Some party shills commented to our fearless leader's post, attempting -- despite the ample evidence to the contrary Bil provided with the cooperation of the Howey Report and Bayh's own staff -- to claim that Bayh is our good buddy, a sort of closet queer hugger who'll stand with us when push comes to shove.
They provided as evidence Bayh's support of ENDA, that he has gay people on his staff, and that HRC once gave him a 100 percent ranking on their annual scorecard.
First, ENDA is a pathetic excuse for a civil rights bill. Unlike the original amendatory gay civil rights bill that's making the rounds on the Hill once again, ENDA would cover only about eight percent of the nation's employees (hets included) and would not deal with discrimination in public accommodation or the housing discrimination that is the far bigger problem in Indiana. The shills also failed to mention that Bayh actively opposed our civil rights as governor, even sending in his version of Karl Rove, Ann Delaney, to cheat on his behalf to try to prevent it from even getting so far as his party's state platform. He only adopted his very limited support of our civil rights when he made the leap to federal office and was positioning himself for a presidential run that required at least giving it minimal lip service. Further ENDA has no chance of getting to the floor and Bayh knows it. Typically, he chose the path of least commitment, has stuck to it long past its time, yet his advance men are still expecting applause.

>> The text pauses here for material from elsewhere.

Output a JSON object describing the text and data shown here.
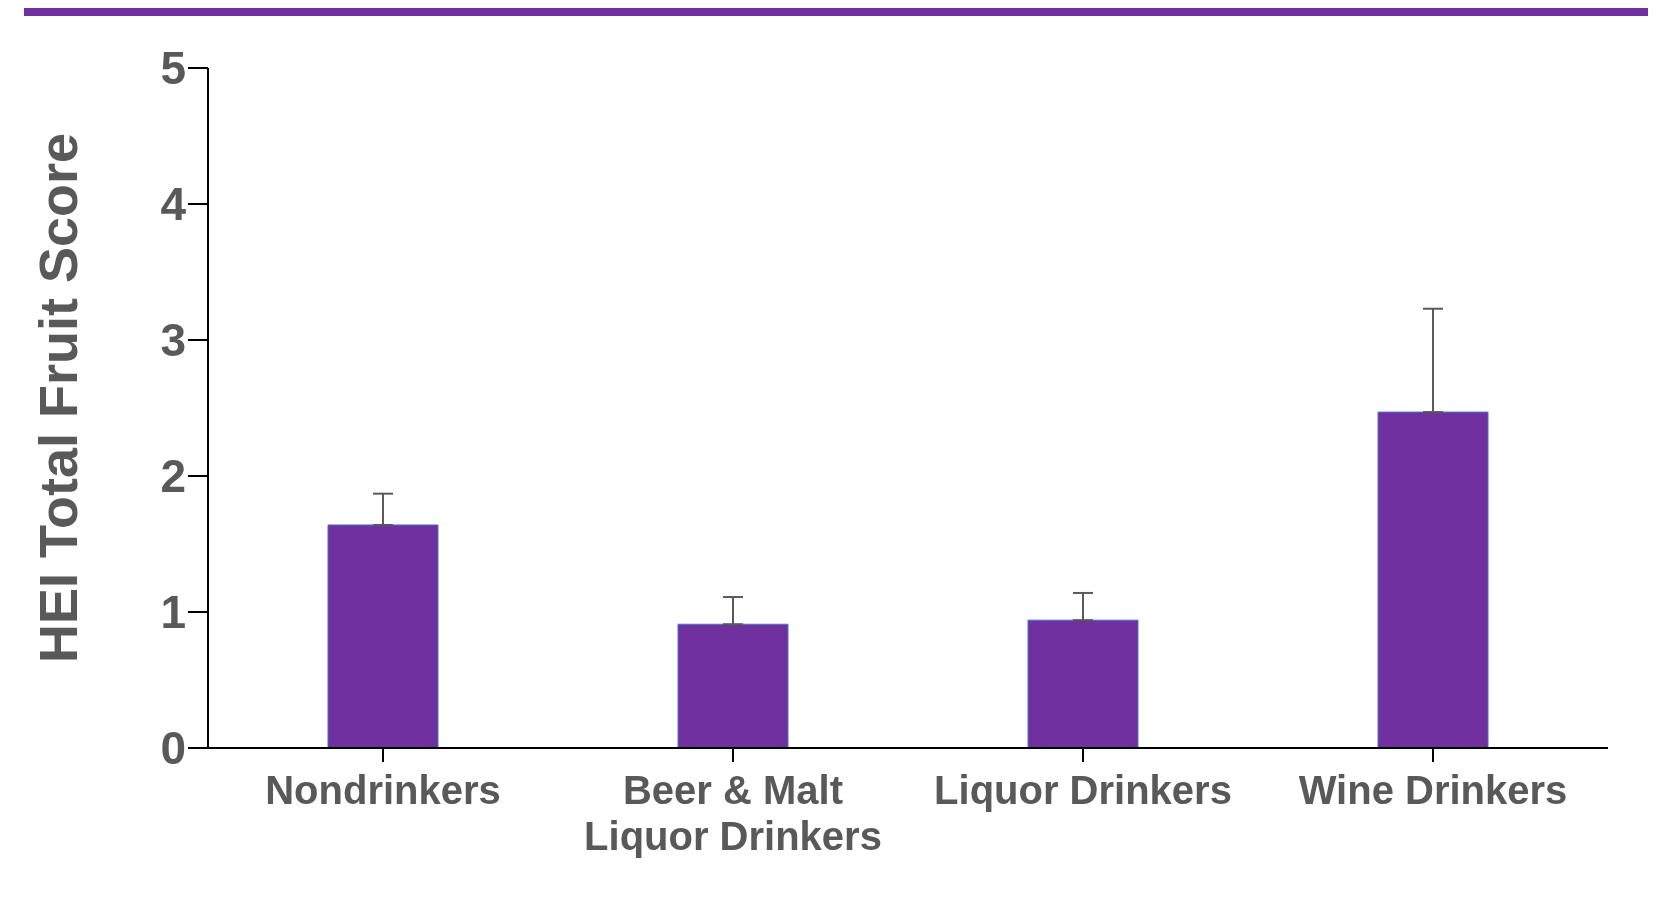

HRC's scorecards have long been the punchlines of Capitol Hill jokes about the potential meaninglessness of scorecards. This is because HRC's have historically been based on final votes on legislation, ignoring the interim votes on the actual gay issues that are usually dealt with in amendments and such. It is entirely possible -- and not infrequently the case -- that a Congressperson can vote against gay positions at the amendment level yet get credit for voting for them if they're a part of some huge omnibus legislation like an appropriations bill that virtually everyone will vote for because the deals have been struck and the caucus positions issued. Further, years often go by without anything more gay-specific than a no-courage-required no-brainer like reauthorization of Ryan White funding included on HRC's list. In short, the 100 percent rating could well mean nothing or worse.
Former Senator Jesse Helms had gay people on his staff, too. There are also sitting gay Congresspeople who screw us every chance they get. As Shakespeare's Sister commented, "He employs gay people on his staff. This makes his decision to punt on the issue [of civil marriage equality] even more pathetic."
But what is truly pathetic is the shills' final plaintive cry of "first you must be elected" as if past is not prologue. Make no mistake, this line is only trotted out by apologists for those exercising the worst sort of spineless political expediency, the defenders of those who pretend to lead from behind. Sure, when civil marriage equality is finally popular enough for every Tom, Dick, and Hillary, Bayh may well vote with us. But chances are he won't live long enough to see that day or, if he did, there'd be something else needing politically courageous leadership for him to fail to provide.
There are politicians out there right now who stand with us on civil marriage equality and some come from places where that stand requires far more gumption than Bayh would have to exhibit to do the right thing. They are worthy of our support. Bayh is not.
It's time for us to stop acting like abused spouses whose self-esteem is so crushed that we take and take and take our abusers' crazy-making conflicting claims that they're not what their actions say they are and that, anyway, they really love us and will only hurt us when we "deserve" it. Abusers like Bayh only change when they have no other choice. How many choices are you going to give him? How long are you willing to endure the pain before you change enough that he has to follow suit if he really does want you?